You (or your 4 year old) will have to manually mark the second episode as watched - even though you just watched it.

Yep - that’s why most of us just skip the second episode and hand edit it’s info into the first episode if it’s annoying us.

Again - for accuracy - Here’s The Plex Dance® - 'cause if you leave out some steps you may as well not even do it:

The Plex Dance®:

  1. remove show/movie from library
  2. rescan library files
  3. empty trash
  4. clean bundles
    https://support.plex.tv/hc/en-us/articles/200392106-Library-Actions <— scan library files, empty trash, clean bundles
  5. bring names and structures into compliance/Move LMA/etc
  6. replace corrected show/movie into library
  7. rescan library files

All Steps. In Order. No Shortcuts.

Forgive my attitude - I’ve been working on it for well over 60 years and have it just about the way I want it…

B)

BTW - you shouldn’t disable LMA… you might need it for something (subtitles, local artwork, etc), but it can do what it has to from the bottom of the list and not cause undue amounts of pain and suffering that it surely will from the top.

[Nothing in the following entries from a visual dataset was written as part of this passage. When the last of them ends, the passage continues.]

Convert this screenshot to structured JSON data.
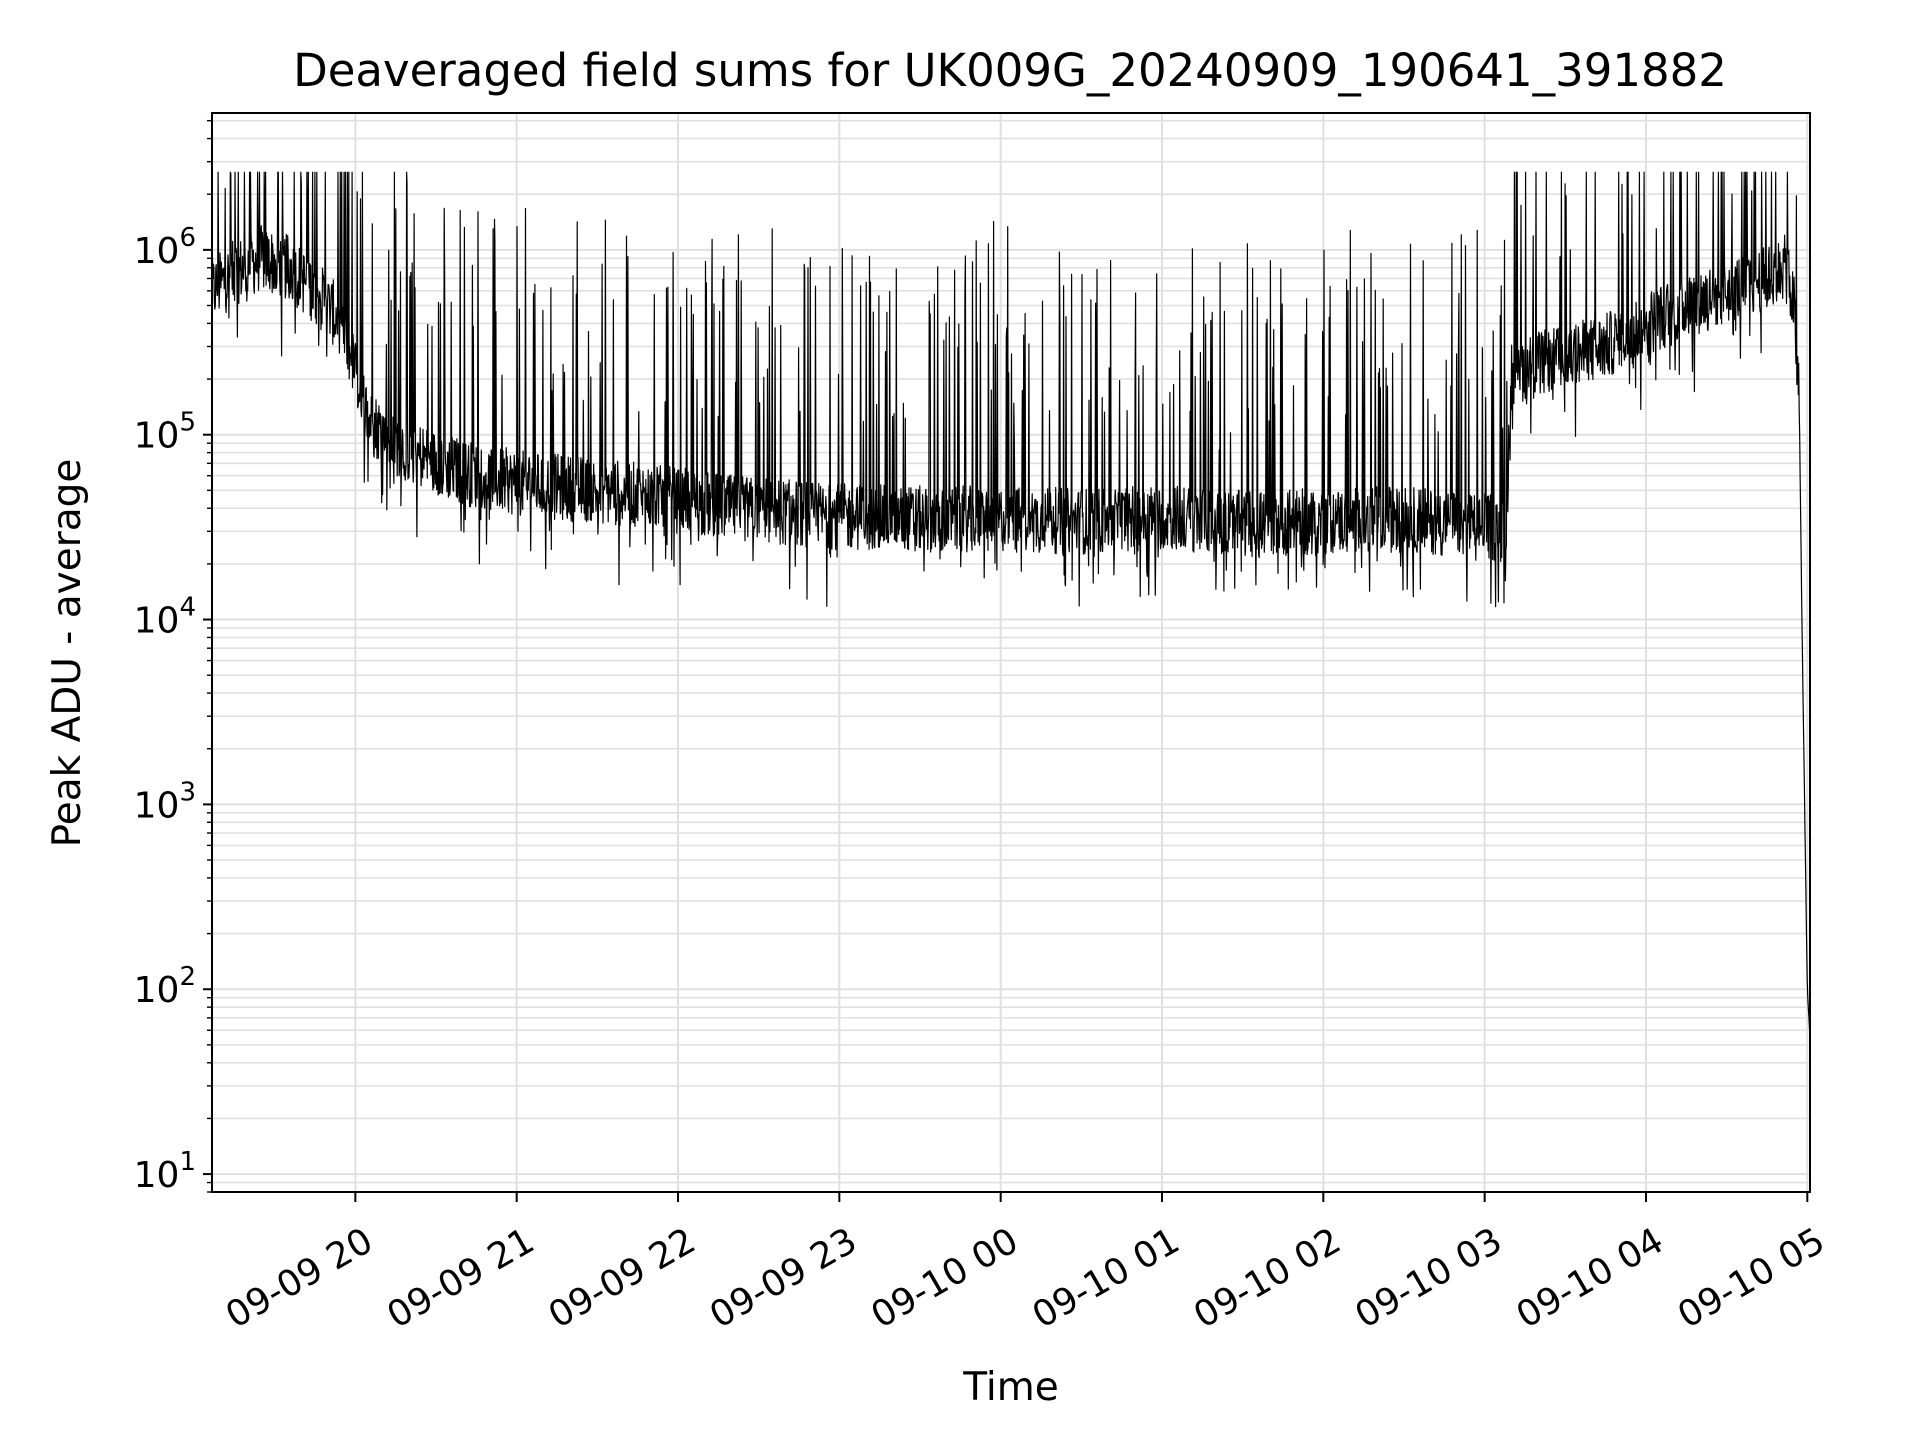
{
  "chart_data": {
    "type": "line",
    "title": "Deaveraged field sums for UK009G_20240909_190641_391882",
    "xlabel": "Time",
    "ylabel": "Peak ADU - average",
    "yscale": "log",
    "ylim": [
      8,
      5500000
    ],
    "xlim": [
      "2024-09-09 19:06:41",
      "2024-09-10 05:01:00"
    ],
    "grid": true,
    "line_color": "#000000",
    "grid_color": "#e0e0e0",
    "x_ticks": [
      {
        "t": "2024-09-09 20:00",
        "label": "09-09 20"
      },
      {
        "t": "2024-09-09 21:00",
        "label": "09-09 21"
      },
      {
        "t": "2024-09-09 22:00",
        "label": "09-09 22"
      },
      {
        "t": "2024-09-09 23:00",
        "label": "09-09 23"
      },
      {
        "t": "2024-09-10 00:00",
        "label": "09-10 00"
      },
      {
        "t": "2024-09-10 01:00",
        "label": "09-10 01"
      },
      {
        "t": "2024-09-10 02:00",
        "label": "09-10 02"
      },
      {
        "t": "2024-09-10 03:00",
        "label": "09-10 03"
      },
      {
        "t": "2024-09-10 04:00",
        "label": "09-10 04"
      },
      {
        "t": "2024-09-10 05:00",
        "label": "09-10 05"
      }
    ],
    "y_ticks": [
      {
        "value": 10,
        "base": "10",
        "exp": "1"
      },
      {
        "value": 100,
        "base": "10",
        "exp": "2"
      },
      {
        "value": 1000,
        "base": "10",
        "exp": "3"
      },
      {
        "value": 10000,
        "base": "10",
        "exp": "4"
      },
      {
        "value": 100000,
        "base": "10",
        "exp": "5"
      },
      {
        "value": 1000000,
        "base": "10",
        "exp": "6"
      }
    ],
    "series": [
      {
        "x": [
          "2024-09-09 19:06:41",
          "2024-09-09 19:15",
          "2024-09-09 19:25",
          "2024-09-09 19:35",
          "2024-09-09 19:45",
          "2024-09-09 19:55",
          "2024-09-09 20:05",
          "2024-09-09 20:15",
          "2024-09-09 20:30",
          "2024-09-09 20:45",
          "2024-09-09 21:00",
          "2024-09-09 21:15",
          "2024-09-09 21:30",
          "2024-09-09 21:45",
          "2024-09-09 22:00",
          "2024-09-09 22:20",
          "2024-09-09 22:40",
          "2024-09-09 23:00",
          "2024-09-09 23:30",
          "2024-09-10 00:00",
          "2024-09-10 00:30",
          "2024-09-10 01:00",
          "2024-09-10 01:30",
          "2024-09-10 02:00",
          "2024-09-10 02:30",
          "2024-09-10 03:00",
          "2024-09-10 03:08",
          "2024-09-10 03:10",
          "2024-09-10 03:30",
          "2024-09-10 03:45",
          "2024-09-10 04:00",
          "2024-09-10 04:15",
          "2024-09-10 04:30",
          "2024-09-10 04:45",
          "2024-09-10 04:52",
          "2024-09-10 04:55",
          "2024-09-10 04:57",
          "2024-09-10 04:58",
          "2024-09-10 04:59",
          "2024-09-10 05:00",
          "2024-09-10 05:01"
        ],
        "values": [
          600000,
          750000,
          900000,
          800000,
          600000,
          400000,
          120000,
          90000,
          70000,
          60000,
          55000,
          52000,
          50000,
          47000,
          44000,
          40000,
          38000,
          36000,
          35000,
          35000,
          34000,
          36000,
          33000,
          34000,
          35000,
          32000,
          30000,
          220000,
          260000,
          300000,
          400000,
          500000,
          600000,
          700000,
          800000,
          500000,
          150000,
          10000,
          1000,
          100,
          55
        ]
      }
    ]
  }
}
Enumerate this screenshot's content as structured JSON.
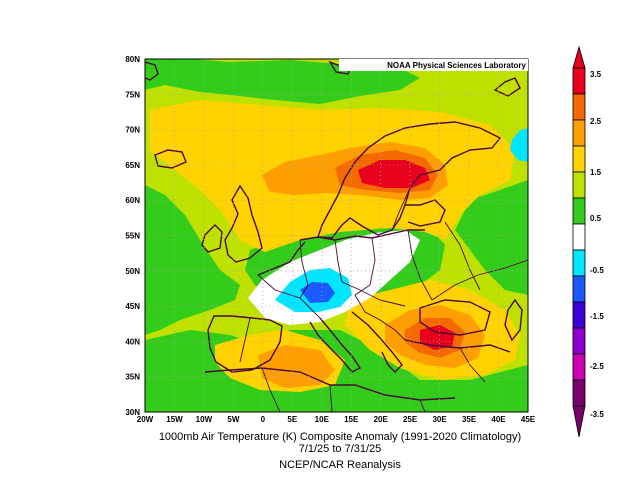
{
  "credit": "NOAA Physical Sciences Laboratory",
  "caption": {
    "line1": "1000mb Air Temperature (K) Composite Anomaly (1991-2020 Climatology)",
    "line2": "7/1/25  to 7/31/25",
    "line3": "NCEP/NCAR Reanalysis"
  },
  "map": {
    "lat_labels": [
      "80N",
      "75N",
      "70N",
      "65N",
      "60N",
      "55N",
      "50N",
      "45N",
      "40N",
      "35N",
      "30N"
    ],
    "lon_labels": [
      "20W",
      "15W",
      "10W",
      "5W",
      "0",
      "5E",
      "10E",
      "15E",
      "20E",
      "25E",
      "30E",
      "35E",
      "40E",
      "45E"
    ],
    "lat_range": [
      30,
      80
    ],
    "lon_range": [
      -20,
      45
    ],
    "grid": "dotted"
  },
  "colorbar": {
    "labels": [
      "3.5",
      "2.5",
      "1.5",
      "0.5",
      "-0.5",
      "-1.5",
      "-2.5",
      "-3.5"
    ],
    "colors": [
      "#e8001c",
      "#f56a00",
      "#ff9e00",
      "#ffd200",
      "#bfe100",
      "#33cc1a",
      "#ffffff",
      "#00e6ff",
      "#1a5aff",
      "#3f00d6",
      "#8f00cc",
      "#cc00b3",
      "#7a006b"
    ]
  }
}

TMDB looks the same - but TMDB is in the lead with TVDB running a close second.

@JuiceWSA said:
Forgive my attitude - I’ve been working on it for well over 60 years and have it just about the way I want

Do not change a thing sir. You rock, and in spite of what you say, you really are good at this stuff.

@AmazingRando24 said:
You rock, and in spite of what you say, you really are good at this stuff.

I can make Plex work, come up with or use a previously invented work-around (like The Plex Dance) to my advantage - and sometimes the advantage of others that understand sarcasm or plain old grumpiness.

Think of me as the Discount @OttoKerner - if I don’t know how something works he does and I might have one of his posts bookmarked. I’m also quick to rage on Plex (at the drop of a hat), 'cause sometimes what they do is just stoopit. Otto wouldn’t do that.

B)

I’m having this same issue with Paw Patrol. I know it’s kids crap and as long it shuffles it doesn’t matter but it bothers me too. If I want to play them a Halloween or Christmas special I’m hosed.

Experimenting with file naming tonight.